On Thursday, we said grace, then laid waste to the abundance of a Thanksgiving meal. Then the great American gorging — holiday shopping — really began.
Black Friday is traditionally the day reserved for crashing the retail infrastructure, but we’ve been told for a couple of months now to “shop early” because of trouble with moving merchandise around the world and getting it to store shelves.
But old traditions don’t go gently, so plenty of folks spent this past week revving up their charge cards. We’ve been heartened to see plenty of activity on the streets of our downtowns ahead of “Shop Small” Saturday.
Our thriving collection of small retailers — the envy of small-town North Carolina — succeeds only with your patronage. In an age when it’s growing ever easier to tap a link and order something online, it still takes a small effort to visit a local business and buy gifts.
But make sure you “pack your patience,” as we’ve been warned repeatedly. For merchants of all sorts these next four weeks, we must remember that grace is not merely something said, but given.
Keeping It In Town
It’s a jungle out there when it comes to shopping, whether it’s the hunt for parking or a scramble to scour half-filled shelves. That’s why it’s even more important this year to keep your retailing local.
Shopping local helps keep your money in town and circulating to other businesses.
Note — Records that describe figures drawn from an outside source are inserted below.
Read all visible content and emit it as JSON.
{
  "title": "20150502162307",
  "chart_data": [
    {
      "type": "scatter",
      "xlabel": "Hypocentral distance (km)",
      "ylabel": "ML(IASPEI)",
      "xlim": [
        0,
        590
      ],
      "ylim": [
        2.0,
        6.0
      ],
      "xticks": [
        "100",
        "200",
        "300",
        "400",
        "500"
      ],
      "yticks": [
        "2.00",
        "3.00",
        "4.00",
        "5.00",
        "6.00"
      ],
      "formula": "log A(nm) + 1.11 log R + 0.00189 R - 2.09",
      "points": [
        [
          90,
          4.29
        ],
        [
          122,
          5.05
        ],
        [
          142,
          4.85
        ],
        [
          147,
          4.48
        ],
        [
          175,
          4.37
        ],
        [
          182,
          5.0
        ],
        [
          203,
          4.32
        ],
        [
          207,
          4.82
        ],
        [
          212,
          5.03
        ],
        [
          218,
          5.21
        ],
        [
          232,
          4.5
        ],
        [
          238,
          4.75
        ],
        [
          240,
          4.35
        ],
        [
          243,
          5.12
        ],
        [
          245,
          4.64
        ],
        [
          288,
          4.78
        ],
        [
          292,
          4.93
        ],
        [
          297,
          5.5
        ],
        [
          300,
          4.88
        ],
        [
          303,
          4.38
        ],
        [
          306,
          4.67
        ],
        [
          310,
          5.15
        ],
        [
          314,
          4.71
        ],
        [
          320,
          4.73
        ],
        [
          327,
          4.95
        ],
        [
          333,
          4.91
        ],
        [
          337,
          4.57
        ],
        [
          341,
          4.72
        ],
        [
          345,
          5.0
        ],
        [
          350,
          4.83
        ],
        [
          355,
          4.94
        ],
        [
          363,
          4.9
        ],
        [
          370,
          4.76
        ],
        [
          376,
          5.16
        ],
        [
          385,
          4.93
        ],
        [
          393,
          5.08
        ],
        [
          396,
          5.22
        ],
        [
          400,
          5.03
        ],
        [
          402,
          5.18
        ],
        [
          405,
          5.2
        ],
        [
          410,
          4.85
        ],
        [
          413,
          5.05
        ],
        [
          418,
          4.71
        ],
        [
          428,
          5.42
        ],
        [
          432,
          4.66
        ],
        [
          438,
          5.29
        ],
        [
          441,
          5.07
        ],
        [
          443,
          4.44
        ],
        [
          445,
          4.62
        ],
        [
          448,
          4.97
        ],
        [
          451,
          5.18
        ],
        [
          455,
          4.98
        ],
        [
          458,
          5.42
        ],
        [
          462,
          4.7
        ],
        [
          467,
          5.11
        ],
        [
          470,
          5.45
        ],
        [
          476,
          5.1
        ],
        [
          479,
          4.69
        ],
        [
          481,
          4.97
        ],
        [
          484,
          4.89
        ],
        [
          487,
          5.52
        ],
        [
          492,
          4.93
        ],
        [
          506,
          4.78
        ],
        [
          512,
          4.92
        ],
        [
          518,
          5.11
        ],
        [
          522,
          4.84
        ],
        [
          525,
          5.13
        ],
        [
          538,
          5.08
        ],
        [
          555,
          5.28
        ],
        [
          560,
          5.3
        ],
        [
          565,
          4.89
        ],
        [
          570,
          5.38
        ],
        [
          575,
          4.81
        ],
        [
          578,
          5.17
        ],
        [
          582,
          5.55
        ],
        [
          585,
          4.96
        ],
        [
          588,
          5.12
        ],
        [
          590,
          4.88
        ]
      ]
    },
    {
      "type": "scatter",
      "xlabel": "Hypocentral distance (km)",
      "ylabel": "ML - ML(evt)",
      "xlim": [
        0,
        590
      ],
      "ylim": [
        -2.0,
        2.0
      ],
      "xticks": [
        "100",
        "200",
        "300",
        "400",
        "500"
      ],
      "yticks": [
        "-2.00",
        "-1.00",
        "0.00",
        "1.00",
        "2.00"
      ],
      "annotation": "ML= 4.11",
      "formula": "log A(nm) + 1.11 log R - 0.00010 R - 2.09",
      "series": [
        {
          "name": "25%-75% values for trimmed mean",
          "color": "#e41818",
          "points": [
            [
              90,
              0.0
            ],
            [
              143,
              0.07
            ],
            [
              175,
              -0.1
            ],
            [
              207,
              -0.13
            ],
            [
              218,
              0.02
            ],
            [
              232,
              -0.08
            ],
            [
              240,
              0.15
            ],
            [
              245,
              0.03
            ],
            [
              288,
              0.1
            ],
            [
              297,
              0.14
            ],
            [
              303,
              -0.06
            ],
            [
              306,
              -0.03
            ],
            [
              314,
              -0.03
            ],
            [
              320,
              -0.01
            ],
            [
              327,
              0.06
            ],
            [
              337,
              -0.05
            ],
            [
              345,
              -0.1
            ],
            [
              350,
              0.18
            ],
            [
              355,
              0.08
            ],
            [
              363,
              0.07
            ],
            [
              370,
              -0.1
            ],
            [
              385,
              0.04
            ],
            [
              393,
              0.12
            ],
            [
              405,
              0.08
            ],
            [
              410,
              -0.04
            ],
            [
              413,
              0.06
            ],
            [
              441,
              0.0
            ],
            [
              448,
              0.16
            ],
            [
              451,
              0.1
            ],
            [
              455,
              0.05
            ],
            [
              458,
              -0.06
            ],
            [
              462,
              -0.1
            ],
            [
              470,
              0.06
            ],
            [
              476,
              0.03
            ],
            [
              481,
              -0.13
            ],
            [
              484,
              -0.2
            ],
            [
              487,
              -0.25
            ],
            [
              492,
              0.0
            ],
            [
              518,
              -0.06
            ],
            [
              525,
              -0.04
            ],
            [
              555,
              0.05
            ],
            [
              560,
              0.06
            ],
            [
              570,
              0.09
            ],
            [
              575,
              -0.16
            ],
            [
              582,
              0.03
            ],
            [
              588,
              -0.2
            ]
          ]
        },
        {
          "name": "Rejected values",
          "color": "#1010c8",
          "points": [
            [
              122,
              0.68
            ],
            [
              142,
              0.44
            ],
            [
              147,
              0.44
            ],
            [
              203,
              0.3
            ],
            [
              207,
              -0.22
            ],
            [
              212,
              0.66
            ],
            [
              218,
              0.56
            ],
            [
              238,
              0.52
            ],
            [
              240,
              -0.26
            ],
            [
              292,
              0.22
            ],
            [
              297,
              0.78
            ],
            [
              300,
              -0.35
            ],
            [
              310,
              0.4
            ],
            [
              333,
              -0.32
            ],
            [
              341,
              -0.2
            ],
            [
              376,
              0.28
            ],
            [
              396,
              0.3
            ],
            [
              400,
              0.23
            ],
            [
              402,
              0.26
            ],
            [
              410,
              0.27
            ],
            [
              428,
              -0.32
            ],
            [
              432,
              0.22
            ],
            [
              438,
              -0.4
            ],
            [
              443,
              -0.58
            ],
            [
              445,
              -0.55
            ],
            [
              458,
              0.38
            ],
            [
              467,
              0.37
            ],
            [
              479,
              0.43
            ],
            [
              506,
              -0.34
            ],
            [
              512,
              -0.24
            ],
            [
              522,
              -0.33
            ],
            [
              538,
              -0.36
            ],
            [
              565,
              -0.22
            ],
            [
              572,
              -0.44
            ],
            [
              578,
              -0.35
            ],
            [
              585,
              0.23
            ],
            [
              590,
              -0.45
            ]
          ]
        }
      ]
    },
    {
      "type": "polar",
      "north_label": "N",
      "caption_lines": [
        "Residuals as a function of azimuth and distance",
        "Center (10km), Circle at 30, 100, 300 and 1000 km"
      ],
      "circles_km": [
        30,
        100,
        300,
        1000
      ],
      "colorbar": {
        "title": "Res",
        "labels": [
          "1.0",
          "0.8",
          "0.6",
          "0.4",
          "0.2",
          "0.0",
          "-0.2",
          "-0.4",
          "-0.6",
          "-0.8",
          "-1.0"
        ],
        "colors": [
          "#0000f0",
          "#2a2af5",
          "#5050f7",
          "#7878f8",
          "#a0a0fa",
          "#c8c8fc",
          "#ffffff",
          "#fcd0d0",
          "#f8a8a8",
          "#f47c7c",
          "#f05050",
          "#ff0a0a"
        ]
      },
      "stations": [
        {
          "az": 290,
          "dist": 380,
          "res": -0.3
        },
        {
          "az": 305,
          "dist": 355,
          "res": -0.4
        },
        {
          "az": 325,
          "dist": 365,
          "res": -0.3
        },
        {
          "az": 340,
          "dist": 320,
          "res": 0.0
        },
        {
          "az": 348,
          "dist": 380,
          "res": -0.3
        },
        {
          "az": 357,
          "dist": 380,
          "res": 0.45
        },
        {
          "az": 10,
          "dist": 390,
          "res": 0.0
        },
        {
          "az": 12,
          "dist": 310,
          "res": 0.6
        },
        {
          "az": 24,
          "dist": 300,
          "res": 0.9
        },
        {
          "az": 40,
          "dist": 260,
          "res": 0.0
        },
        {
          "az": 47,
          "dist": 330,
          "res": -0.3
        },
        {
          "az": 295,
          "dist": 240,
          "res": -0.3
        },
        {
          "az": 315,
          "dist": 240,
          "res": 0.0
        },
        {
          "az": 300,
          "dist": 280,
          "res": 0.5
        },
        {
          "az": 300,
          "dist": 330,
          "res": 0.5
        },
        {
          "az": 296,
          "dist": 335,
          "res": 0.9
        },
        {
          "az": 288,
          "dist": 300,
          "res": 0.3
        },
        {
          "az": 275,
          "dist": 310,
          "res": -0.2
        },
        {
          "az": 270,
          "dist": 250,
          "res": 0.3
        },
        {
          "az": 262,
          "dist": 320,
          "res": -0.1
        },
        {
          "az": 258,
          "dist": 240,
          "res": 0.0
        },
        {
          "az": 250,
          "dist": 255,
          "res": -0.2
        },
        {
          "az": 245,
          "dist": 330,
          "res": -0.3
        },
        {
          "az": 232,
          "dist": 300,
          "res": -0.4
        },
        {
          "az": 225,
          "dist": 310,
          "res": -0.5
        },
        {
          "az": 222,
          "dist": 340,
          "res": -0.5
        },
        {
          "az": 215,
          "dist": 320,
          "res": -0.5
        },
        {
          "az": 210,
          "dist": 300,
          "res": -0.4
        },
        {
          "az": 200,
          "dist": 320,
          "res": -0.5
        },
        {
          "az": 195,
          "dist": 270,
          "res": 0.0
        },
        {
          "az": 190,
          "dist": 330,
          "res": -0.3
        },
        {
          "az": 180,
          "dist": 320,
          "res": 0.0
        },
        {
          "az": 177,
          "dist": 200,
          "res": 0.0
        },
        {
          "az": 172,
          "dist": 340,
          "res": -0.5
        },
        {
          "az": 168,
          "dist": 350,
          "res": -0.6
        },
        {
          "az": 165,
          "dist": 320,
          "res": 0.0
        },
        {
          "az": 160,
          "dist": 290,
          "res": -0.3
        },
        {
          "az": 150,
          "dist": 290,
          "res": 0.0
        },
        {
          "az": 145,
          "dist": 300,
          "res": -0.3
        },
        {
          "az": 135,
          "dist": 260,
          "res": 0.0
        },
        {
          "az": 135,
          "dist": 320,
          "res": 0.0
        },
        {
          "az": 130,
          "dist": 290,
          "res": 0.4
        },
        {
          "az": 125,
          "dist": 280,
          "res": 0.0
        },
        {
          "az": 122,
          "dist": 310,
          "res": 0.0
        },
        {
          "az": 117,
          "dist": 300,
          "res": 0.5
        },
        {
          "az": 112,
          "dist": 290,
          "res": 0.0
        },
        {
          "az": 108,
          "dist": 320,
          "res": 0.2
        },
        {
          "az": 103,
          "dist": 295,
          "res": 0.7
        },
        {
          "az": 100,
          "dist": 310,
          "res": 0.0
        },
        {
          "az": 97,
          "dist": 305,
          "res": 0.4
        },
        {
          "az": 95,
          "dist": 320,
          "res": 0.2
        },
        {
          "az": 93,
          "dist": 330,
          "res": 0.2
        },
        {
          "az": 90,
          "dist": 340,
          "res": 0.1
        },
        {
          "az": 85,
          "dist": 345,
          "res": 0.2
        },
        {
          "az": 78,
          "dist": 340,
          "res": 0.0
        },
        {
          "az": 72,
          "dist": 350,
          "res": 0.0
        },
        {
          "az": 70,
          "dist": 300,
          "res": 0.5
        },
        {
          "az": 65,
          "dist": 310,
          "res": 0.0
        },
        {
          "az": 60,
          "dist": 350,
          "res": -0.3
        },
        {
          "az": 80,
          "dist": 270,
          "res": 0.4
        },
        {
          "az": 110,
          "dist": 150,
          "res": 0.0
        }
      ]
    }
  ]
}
Studies have shown that for every $100 spent at a local store, $68 of that purchase stays in the community.
Buying a gift at The Country Bookshop in Southern Pines, The Gentlemen’s Corner in Pinehurst or Hit Point Hobbies in Aberdeen supports the salary of local workers. But it also means that money gets recirculated to another local business, whether it’s a local accountant, wholesaler or attorney.
And those small business owners are also major supporters of local nonprofits. Your patronage is helping them to sponsor community concerts, charitable giving and the public good.
Two years ago the Moore County Chamber of Commerce started its “Together We Are Moore” social media campaign as a way to encourage local shopping on a year-round basis. When COVID-19 hit, the hashtag was embraced as a call to action: More than 11,000 posts have been shared on Instagram.
Linda Parsons, the chamber’s president and CEO, said gratitude and grace are the next steps to ensure the local economy, including online and brick-and-mortar shops, remains vibrant.
Kindness and Grace
“Our business community has been stretched beyond imaginable realms,” Parsons said. “This year there are things we can all do to support our local businesses with grace and patience. Everybody is tired. But with a smile and your purchase, you can say thank you. Thank you for the service, thank you for providing the product.”
For shoppers who are on the lookout for unique or creative gifts, they are more likely to find those at small shops locally than in the large-scale retailers. The merchandise has been personally curated by the owner, rather than brought by the ocean freighter — especially this year, when much of Christmas remains stacked in ports around the world.
“People need to think outside the box, literally the cargo box,” Parsons said. “No one has asked for these shortages, everyone is short-staffed, and shipping is slower. But your $20 spent here supports that business and its staff, who can go out and support another local business.
“If people can remember all the hard work it takes for our shops and restaurants to get that product or meal to you — and they do it with a smile — your experience will be much more rewarding. Every resident in Moore County can make a difference.”